Hollywood or not, Backstrom, DeBari and the other snowboarders wanted the snow sequences to be all-time. They heard rumors of the surf action being over-the-top and didn't want to be outdone by their fellow athletes.
"We knew some of the surfing was stuff like two guys in the tube at Teahupo'o," Backstrom says. "We didn't want the snowboard section to be weak. There were a couple iconic peaks picked out that went with the storyline."
When asked about the storyline, Backstrom said he wasn't at liberty to speak about the Bohdi character or much else, but that the film added more action sports to the mix. Backstrom shrugs off the negative response that flew across the Internet on Wednesday.
"It's pretty weird there's so many haters on Point Break," says Backstrom. "I understand that a classic part of the movie is how bad Keanu Reeves's acting is, but that means there's room for improvement. Why wouldn't you try to make it better?"
DeBari admits he isn't a fan of Hollywood action films. "It'll be cheesy. There's no way around it, but I think a lot of people will be into it because the film will be filled with so many cool action sports. The footage they captured is sick."

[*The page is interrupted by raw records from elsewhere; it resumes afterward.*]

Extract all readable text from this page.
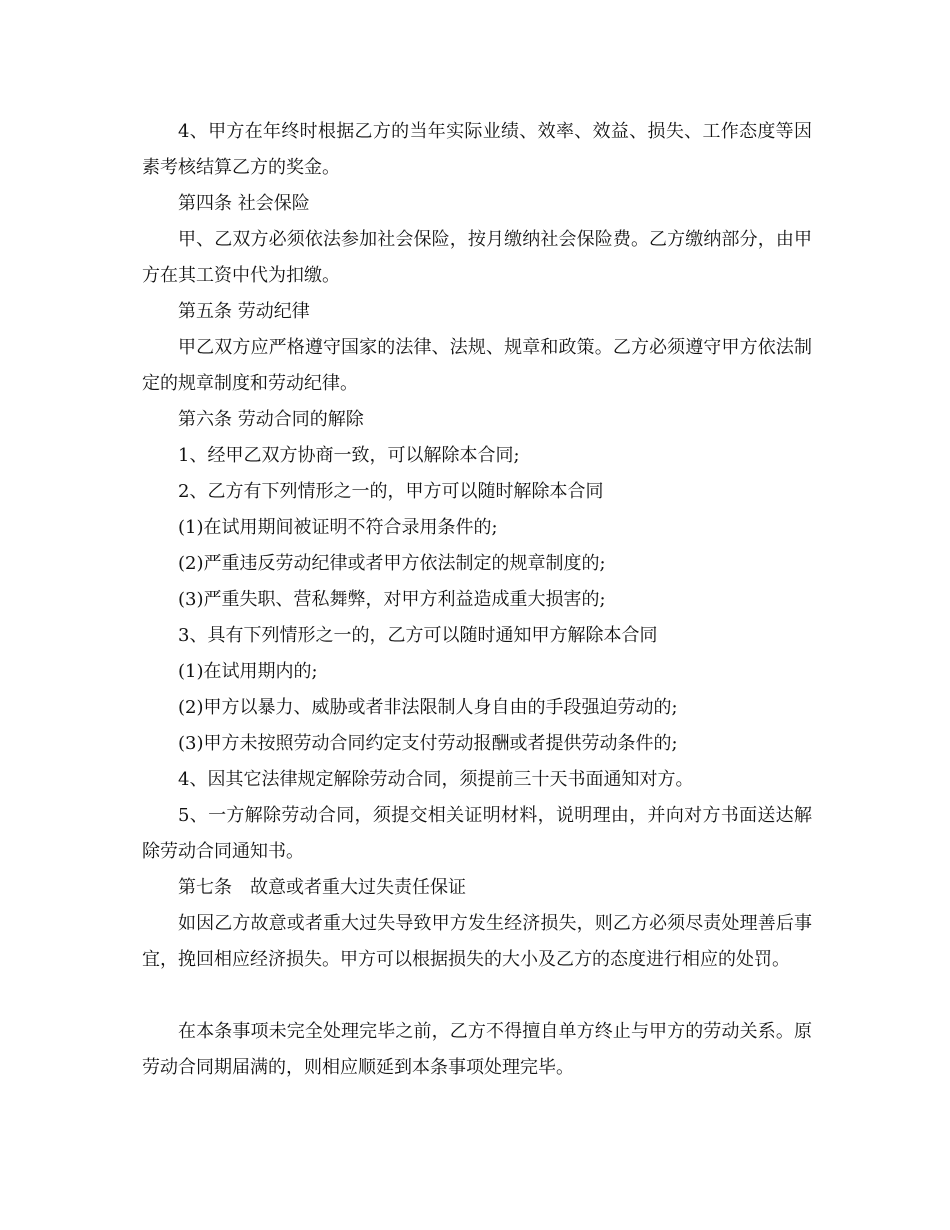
4、甲方在年终时根据乙方的当年实际业绩、效率、效益、损失、工作态度等因素考核结算乙方的奖金。
第四条 社会保险
甲、乙双方必须依法参加社会保险，按月缴纳社会保险费。乙方缴纳部分，由甲方在其工资中代为扣缴。
第五条 劳动纪律
甲乙双方应严格遵守国家的法律、法规、规章和政策。乙方必须遵守甲方依法制定的规章制度和劳动纪律。
第六条 劳动合同的解除
1、经甲乙双方协商一致，可以解除本合同;
2、乙方有下列情形之一的，甲方可以随时解除本合同
(1)在试用期间被证明不符合录用条件的;
(2)严重违反劳动纪律或者甲方依法制定的规章制度的;
(3)严重失职、营私舞弊，对甲方利益造成重大损害的;
3、具有下列情形之一的，乙方可以随时通知甲方解除本合同
(1)在试用期内的;
(2)甲方以暴力、威胁或者非法限制人身自由的手段强迫劳动的;
(3)甲方未按照劳动合同约定支付劳动报酬或者提供劳动条件的;
4、因其它法律规定解除劳动合同，须提前三十天书面通知对方。
5、一方解除劳动合同，须提交相关证明材料，说明理由，并向对方书面送达解除劳动合同通知书。
第七条　故意或者重大过失责任保证
如因乙方故意或者重大过失导致甲方发生经济损失，则乙方必须尽责处理善后事宜，挽回相应经济损失。甲方可以根据损失的大小及乙方的态度进行相应的处罚。
在本条事项未完全处理完毕之前，乙方不得擅自单方终止与甲方的劳动关系。原劳动合同期届满的，则相应顺延到本条事项处理完毕。
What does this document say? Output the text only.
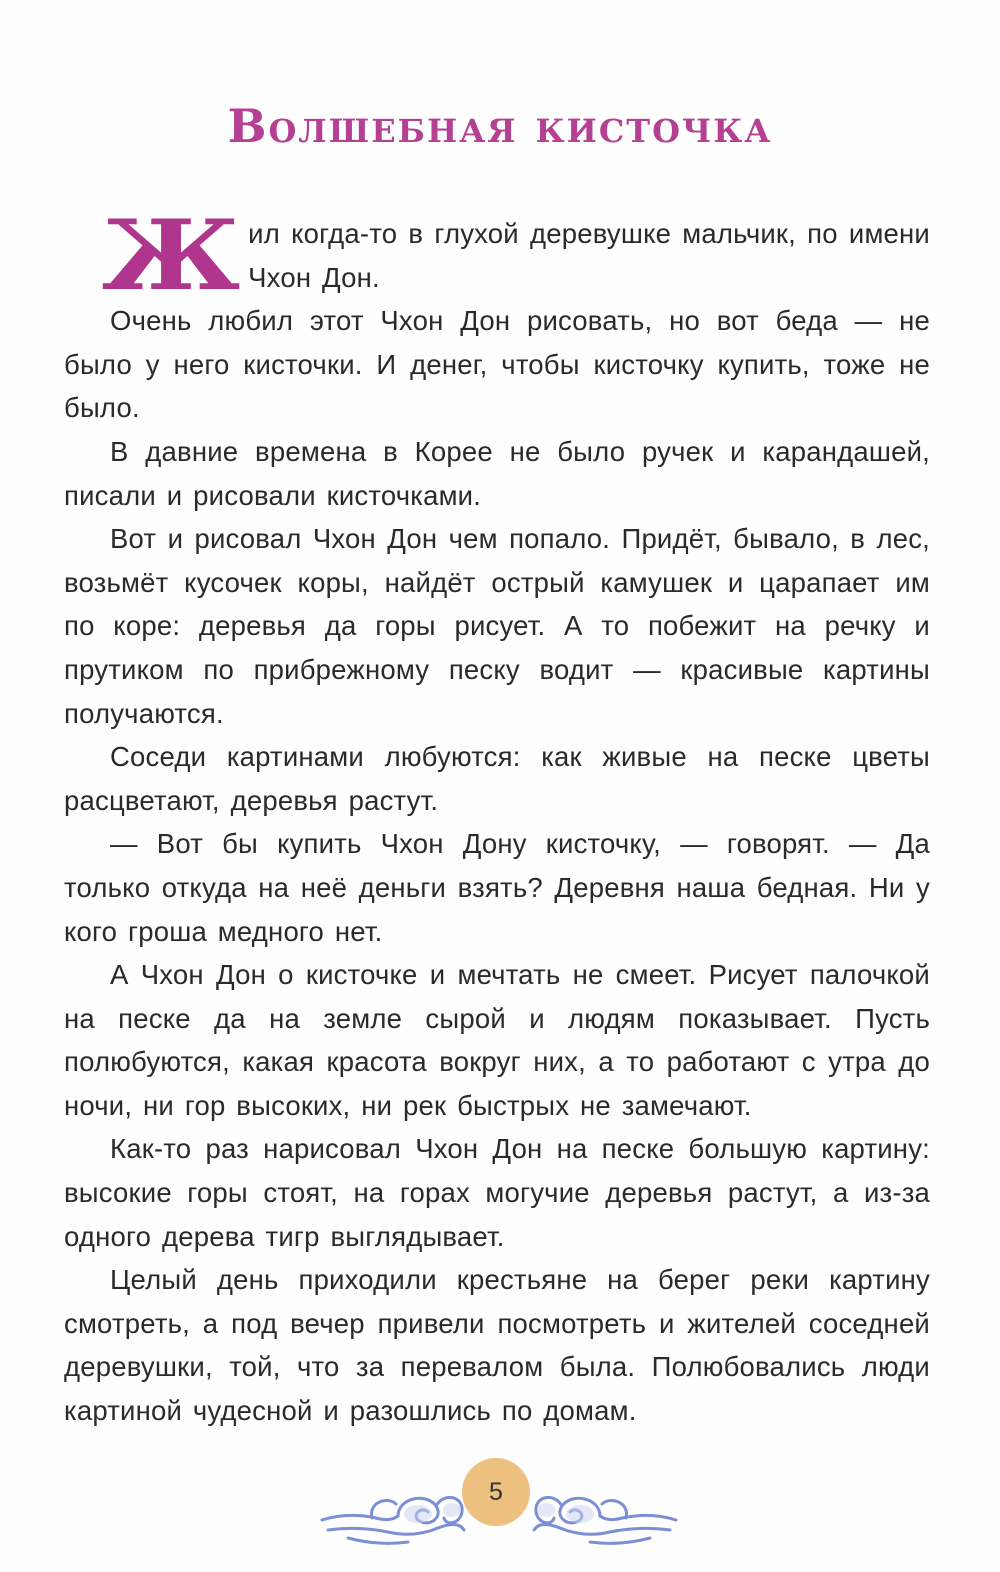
Волшебная кисточка

Жил когда-то в глухой деревушке мальчик, по имени Чхон Дон.

Очень любил этот Чхон Дон рисовать, но вот беда — не было у него кисточки. И денег, чтобы кисточку купить, тоже не было.

В давние времена в Корее не было ручек и карандашей, писали и рисовали кисточками.

Вот и рисовал Чхон Дон чем попало. Придёт, бывало, в лес, возьмёт кусочек коры, найдёт острый камушек и царапает им по коре: деревья да горы рисует. А то побежит на речку и прутиком по прибрежному песку водит — красивые картины получаются.

Соседи картинами любуются: как живые на песке цветы расцветают, деревья растут.

— Вот бы купить Чхон Дону кисточку, — говорят. — Да только откуда на неё деньги взять? Деревня наша бедная. Ни у кого гроша медного нет.

А Чхон Дон о кисточке и мечтать не смеет. Рисует палочкой на песке да на земле сырой и людям показывает. Пусть полюбуются, какая красота вокруг них, а то работают с утра до ночи, ни гор высоких, ни рек быстрых не замечают.

Как-то раз нарисовал Чхон Дон на песке большую картину: высокие горы стоят, на горах могучие деревья растут, а из-за одного дерева тигр выглядывает.

Целый день приходили крестьяне на берег реки картину смотреть, а под вечер привели посмотреть и жителей соседней деревушки, той, что за перевалом была. Полюбовались люди картиной чудесной и разошлись по домам.

5
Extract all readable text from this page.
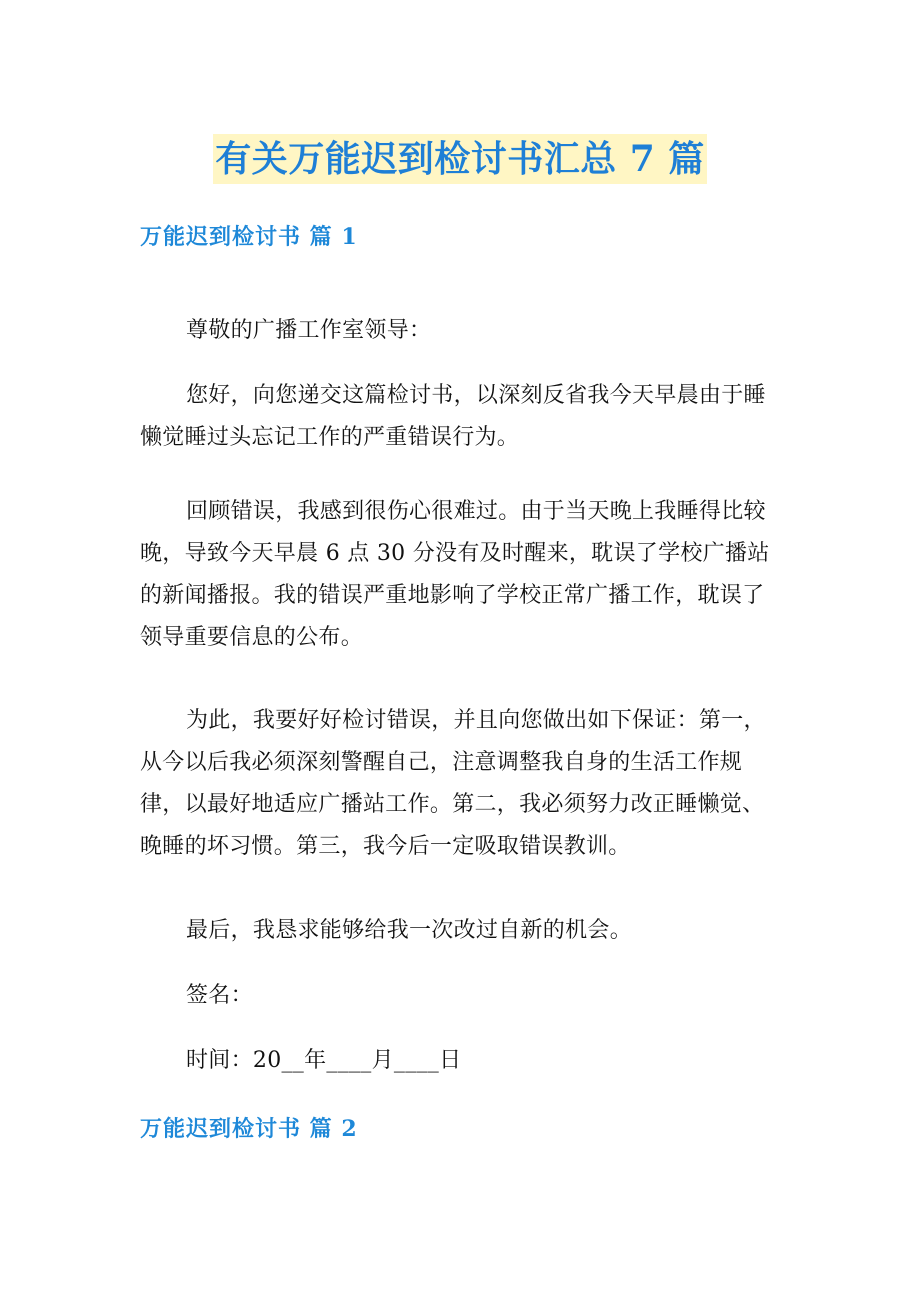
有关万能迟到检讨书汇总 7 篇
万能迟到检讨书 篇 1

尊敬的广播工作室领导：

您好，向您递交这篇检讨书，以深刻反省我今天早晨由于睡懒觉睡过头忘记工作的严重错误行为。

回顾错误，我感到很伤心很难过。由于当天晚上我睡得比较晚，导致今天早晨 6 点 30 分没有及时醒来，耽误了学校广播站的新闻播报。我的错误严重地影响了学校正常广播工作，耽误了领导重要信息的公布。

为此，我要好好检讨错误，并且向您做出如下保证：第一，从今以后我必须深刻警醒自己，注意调整我自身的生活工作规律，以最好地适应广播站工作。第二，我必须努力改正睡懒觉、晚睡的坏习惯。第三，我今后一定吸取错误教训。

最后，我恳求能够给我一次改过自新的机会。

签名：

时间：20__年____月____日

万能迟到检讨书 篇 2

I'm all in on Point Break because the guys doing the actual snowboarding, surfing, climbing, and flying are insanely talented athletes. Like watching Steph Curry hit a three or Matt Harvey throw a fastball, this film will be a chance for the general public to witness human beings performing remarkable feats. In the case of Point Break, it's people like Backstrom and DeBari in some epic terrain. Who wouldn't want to see that?
Action sports rarely gets this type of production value awarded to it because let's face it: it's easier to make shot-for-shot action sports porn than it is to make a film with a plot. In Point Break we have enough of a plot to carry some of the most accomplished action sports athletes in the world doing their thing.